Haïti-RD/Déportations : La société civile et le secteur religieux fixent les responsabilités et formulent des propositions
Position du secteur des droits humains, de la société civile et du secteur religieux haïtiens
Document soumis à AlterPresse le 27 juin 2015
« Il n’y aura pas de paix sur cette planète tant que les droits de l’Homme seront violés en quelque partie du monde », René Cassin
Les organisations des droits humains, de la société civile et du secteur religieux constatent, avec stupéfaction, les conditions infrahumaines, dégradantes et révoltantes dans lesquelles la République dominicaine déporte les compatriotes haïtiens et expulse des Dominicains (nes).

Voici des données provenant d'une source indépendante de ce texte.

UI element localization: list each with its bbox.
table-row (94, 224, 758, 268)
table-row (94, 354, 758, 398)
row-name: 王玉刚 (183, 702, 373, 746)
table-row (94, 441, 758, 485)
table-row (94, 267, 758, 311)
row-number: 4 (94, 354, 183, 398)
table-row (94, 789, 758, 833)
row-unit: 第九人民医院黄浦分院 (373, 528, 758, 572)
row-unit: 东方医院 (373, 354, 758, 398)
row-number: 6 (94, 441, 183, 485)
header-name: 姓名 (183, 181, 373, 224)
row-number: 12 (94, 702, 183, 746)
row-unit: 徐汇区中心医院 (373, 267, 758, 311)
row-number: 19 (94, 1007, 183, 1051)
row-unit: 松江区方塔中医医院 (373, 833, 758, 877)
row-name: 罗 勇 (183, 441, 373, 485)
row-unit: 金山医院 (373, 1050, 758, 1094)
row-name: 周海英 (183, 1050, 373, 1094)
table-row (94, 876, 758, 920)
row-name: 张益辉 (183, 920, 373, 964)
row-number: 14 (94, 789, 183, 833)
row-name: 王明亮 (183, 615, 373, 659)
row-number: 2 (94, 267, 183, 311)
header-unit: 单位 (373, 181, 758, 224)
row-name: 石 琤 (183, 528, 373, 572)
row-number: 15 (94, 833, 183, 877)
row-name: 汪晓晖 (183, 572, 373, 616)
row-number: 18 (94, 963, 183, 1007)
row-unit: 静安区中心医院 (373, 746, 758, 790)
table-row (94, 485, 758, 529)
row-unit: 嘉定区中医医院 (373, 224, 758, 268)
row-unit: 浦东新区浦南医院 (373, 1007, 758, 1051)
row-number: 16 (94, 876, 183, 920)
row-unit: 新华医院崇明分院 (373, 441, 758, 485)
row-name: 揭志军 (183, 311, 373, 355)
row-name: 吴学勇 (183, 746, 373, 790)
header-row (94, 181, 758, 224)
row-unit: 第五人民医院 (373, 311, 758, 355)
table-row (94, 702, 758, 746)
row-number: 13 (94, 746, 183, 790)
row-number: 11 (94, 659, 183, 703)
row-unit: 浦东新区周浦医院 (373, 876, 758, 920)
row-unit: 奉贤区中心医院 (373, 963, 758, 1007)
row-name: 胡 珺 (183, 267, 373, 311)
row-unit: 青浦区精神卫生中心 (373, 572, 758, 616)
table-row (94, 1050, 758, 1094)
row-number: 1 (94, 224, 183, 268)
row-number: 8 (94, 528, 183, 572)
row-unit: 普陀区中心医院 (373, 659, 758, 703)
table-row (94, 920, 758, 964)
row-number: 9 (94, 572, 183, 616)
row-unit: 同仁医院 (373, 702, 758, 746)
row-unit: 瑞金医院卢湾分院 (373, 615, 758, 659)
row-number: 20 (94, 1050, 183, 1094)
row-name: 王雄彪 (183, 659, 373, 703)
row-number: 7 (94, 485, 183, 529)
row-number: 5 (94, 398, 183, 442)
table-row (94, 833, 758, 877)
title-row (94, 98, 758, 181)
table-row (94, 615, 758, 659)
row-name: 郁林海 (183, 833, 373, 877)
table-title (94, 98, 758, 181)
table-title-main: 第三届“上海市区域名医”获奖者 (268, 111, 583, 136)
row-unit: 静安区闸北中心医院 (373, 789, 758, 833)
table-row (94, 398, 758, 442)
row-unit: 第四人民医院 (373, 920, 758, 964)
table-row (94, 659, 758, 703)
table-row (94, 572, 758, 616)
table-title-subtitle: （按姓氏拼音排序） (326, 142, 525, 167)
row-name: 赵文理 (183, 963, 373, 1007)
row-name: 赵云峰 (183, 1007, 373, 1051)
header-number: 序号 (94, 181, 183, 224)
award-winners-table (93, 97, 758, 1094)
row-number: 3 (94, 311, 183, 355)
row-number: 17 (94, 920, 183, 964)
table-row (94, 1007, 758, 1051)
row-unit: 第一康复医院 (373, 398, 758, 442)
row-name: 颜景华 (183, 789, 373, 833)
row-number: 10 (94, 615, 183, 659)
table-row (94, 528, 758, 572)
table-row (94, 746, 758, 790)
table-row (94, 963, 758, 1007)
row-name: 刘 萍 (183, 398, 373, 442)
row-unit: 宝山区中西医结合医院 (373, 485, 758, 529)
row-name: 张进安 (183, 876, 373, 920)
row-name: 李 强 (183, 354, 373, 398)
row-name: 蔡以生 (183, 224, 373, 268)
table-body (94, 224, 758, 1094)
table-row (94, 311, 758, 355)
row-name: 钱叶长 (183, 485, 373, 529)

Après une première évaluation rapide de la situation, elles estiment qu’il y a déjà une grave crise humanitaire (selon les autorités haïtiennes, plus de 10, 000.00 personnes ont déjà été forcées à laisser le territoire dominicain dans les conditions déjà signalées, la plupart d’entre elles n’ont pas eu la possibilité de prendre leurs effets, certaines sont mortes en cours de route…).
Les organisations des droits humains, de la société civile et du secteur religieux estiment aussi que la situation donne lieu à de graves violations des droits fondamentaux et de la dignité humaine, laquelle situation doit révolter la conscience de l’État haïtien et de la communauté internationale dans son ensemble. En effet, le respect de la dignité humaine constitue le fondement de la Charte des Nations Unies et une obligation internationale collective (voir, à ce propos, le préambule et les articles 55, 56 de la Charte de l’ONU).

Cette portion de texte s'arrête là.